Il y a de cela 2700 ans, les Assyriens qui avaient conquis le royaume d’Israël en avaient exilé ses dix tribus. En fait, le peuple juif descend essentiellement des deux seules tribus de Juda et de Benjamin et les légendes sur les dix tribus perdues sont légion. Dans les Écritures, il est indiqué que la fin des temps sera marquée par le rassemblement des exilés, ainsi que le prédisait Isaïe (27-13) : « Alors arriveront ceux qui étaient égarés dans le pays d’Assyrie et des éconduits en terre d’Égypte. » Durant des siècles, des rêveurs et des aventuriers se rendirent aux confins de l’Orient et de l’Afrique afin de retrouver ces tribus que la légende situe au-delà de la rivière Sambation, rivière qui arrêterait de couler le sabbat…

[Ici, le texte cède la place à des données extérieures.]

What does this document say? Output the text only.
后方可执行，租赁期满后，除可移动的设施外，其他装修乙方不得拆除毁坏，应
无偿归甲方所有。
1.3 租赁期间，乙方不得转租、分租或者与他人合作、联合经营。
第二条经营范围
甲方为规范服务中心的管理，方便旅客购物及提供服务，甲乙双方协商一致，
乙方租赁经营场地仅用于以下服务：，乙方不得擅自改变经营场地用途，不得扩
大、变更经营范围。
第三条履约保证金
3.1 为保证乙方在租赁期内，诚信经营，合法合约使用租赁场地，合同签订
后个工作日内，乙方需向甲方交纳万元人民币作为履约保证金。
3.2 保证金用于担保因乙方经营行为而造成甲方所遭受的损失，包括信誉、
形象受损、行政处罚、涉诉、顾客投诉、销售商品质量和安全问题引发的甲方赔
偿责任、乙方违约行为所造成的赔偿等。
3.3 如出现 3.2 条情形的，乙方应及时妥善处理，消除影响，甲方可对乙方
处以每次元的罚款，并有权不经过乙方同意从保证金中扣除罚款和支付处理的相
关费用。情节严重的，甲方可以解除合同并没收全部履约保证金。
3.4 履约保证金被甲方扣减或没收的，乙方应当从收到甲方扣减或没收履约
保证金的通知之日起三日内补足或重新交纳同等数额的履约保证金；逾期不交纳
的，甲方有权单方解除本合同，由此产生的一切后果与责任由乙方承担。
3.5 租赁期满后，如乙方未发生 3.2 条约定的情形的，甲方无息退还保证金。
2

Aujourd’hui, près d’un million et demi de Bné Ménashé de la région bordant la frontière indo-birmane à l’Est du Bangladesh se réclament de la tribu israélite de Manassé. Ce sont : les Chhinlung de la région tibéto-birmane connus sous le nom de Mizo et Kuki en Inde, Chin en Myanmar et Lushai au Bangladesh. Selon leur tradition, ils auraient fui la Chine et les Chinois leur auraient subtilisé leur parchemin sacré. De nos jours, les Juifs chinois sont pour la plupart originaires de Kaifeng, entre le Tibet et le Szechuan. Ils constituent une communauté d’environ cinquante mille âmes.
Force est de reconnaître que depuis près de 2700 ans, ce sont les traditions bibliques diluées au travers des âges qui sont à la source de la conscience identitaire des Chhinlung.
Les Bné Ménashé pratiquent le sacrifice, chantent l’exode de l’Égypte, et il est possible d’identifier chez eux un certain nombre de coutumes remontant aux temps bibliques. Force est de reconnaître que depuis près de 2700 ans, ce sont les traditions bibliques diluées au travers des âges qui sont à la source de la conscience identitaire des Chhinlung. Au début du XXe siècle, les missionnaires chrétiens entreprirent de les convertir en ne leur présentant que le Nouveau Testament. Toutefois, bien que près d’un siècle se soit écoulé, ils sont restés convaincus que leur identité était ailleurs. Ils font de grands efforts pour que l’on reconnaisse leur spécificité et leur appartenance à une des tribus d’Israël. L’organisation Amishav fondée par le rabbin Eliyahu Avichail s’est donné pour mission de repérer les tribus perdues et de faciliter leur venue en Israël.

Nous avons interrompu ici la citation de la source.